If you sell baked goods and food, you will want to know your states cottage laws. They are different by state. Some states don't allow you to sell chocolate without a commercial license, some states require you to directly hand the goods made in your home to the purchaser (you cannot make items and have the customer pick them up at the hair salon down the street), but you can find some good information for Kansas here. If you have questions regarding Kansas Cottage Laws, contact KDHE.
Also, don't forget about business insurance. If you are working out of your home, most homeowners' policies will not cover equipment loss because they are items not typically found in a home, and they will not cover accidents if someone is coming to pick up a business purchase and gets injured. A business policy will cover both of those issues as well as give you coverage at vendor events. I have a business policy with our regular insurance provider, but there are other insurance companies that can get you the coverage you need as well.
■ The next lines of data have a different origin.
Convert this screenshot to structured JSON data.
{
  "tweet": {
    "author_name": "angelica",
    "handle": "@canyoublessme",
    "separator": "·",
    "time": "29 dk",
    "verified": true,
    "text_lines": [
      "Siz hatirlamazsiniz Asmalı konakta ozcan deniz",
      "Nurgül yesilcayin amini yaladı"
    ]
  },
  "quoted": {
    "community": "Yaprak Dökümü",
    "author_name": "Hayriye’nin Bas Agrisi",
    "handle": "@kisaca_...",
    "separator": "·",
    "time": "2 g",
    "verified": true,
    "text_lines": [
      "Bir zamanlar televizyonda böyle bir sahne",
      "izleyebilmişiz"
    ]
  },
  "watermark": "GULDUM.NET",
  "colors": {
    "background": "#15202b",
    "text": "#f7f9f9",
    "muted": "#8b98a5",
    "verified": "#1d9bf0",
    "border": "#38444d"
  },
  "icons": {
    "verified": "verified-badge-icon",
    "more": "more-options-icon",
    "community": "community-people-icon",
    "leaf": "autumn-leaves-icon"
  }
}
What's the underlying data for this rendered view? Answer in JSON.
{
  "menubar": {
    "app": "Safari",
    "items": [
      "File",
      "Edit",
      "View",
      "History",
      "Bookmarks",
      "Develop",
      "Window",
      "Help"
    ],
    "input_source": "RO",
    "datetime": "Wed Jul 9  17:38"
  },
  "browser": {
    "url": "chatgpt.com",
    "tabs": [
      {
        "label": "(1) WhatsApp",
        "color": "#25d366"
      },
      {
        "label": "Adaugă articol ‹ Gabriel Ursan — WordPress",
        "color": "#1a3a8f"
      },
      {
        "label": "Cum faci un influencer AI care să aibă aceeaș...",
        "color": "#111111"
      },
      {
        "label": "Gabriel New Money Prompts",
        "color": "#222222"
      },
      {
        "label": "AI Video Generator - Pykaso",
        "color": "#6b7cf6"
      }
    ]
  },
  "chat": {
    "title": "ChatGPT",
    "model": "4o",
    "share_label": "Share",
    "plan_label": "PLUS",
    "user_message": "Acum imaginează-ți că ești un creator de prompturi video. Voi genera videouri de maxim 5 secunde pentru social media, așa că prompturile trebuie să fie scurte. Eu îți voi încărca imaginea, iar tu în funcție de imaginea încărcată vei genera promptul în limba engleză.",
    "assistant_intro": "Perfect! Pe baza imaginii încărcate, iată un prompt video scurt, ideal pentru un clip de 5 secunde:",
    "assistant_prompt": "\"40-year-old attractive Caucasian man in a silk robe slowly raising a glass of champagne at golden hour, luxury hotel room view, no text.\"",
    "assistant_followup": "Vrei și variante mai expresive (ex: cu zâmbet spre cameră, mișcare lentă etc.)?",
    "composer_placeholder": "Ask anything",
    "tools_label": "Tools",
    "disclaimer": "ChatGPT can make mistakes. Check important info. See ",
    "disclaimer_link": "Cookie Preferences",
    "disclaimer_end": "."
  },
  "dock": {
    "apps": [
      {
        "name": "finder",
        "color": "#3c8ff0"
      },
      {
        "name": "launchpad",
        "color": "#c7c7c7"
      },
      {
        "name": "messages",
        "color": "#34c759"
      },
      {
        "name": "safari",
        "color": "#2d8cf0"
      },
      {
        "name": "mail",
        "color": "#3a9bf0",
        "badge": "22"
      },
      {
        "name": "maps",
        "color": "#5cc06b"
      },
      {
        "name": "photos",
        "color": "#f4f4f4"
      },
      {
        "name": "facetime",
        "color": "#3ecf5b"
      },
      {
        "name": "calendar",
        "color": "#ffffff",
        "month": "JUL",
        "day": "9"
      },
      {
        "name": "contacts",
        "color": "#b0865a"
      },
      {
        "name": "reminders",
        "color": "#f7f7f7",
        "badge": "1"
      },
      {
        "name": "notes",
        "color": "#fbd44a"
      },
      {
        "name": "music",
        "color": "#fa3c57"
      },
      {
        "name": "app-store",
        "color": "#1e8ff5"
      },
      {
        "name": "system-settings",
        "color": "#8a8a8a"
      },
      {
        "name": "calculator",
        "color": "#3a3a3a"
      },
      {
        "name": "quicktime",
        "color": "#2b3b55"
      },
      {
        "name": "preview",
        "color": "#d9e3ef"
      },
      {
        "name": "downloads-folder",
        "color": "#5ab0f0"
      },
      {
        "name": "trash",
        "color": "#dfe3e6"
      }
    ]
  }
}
At the end of the day, you and only you can be responsible for your business. While I do agree that business and crafters that don't understand aspects such as pricing and intellectual property can affect the industry as a whole, what the business down the street does with their business is not directly affecting how I operate mine. Only you know your business and the risk you can afford to take. I personally have worked way too hard and invested too much time and money to wonder if making a few extra dollars is worth losing it all.
So, while most of you really don't care about anything I have written here, it is an insight into why I won't' make certain items, why I won't sell some products that would be an easy sell, and why I will continue to educate myself in all areas of my business, even though it's not the fun part.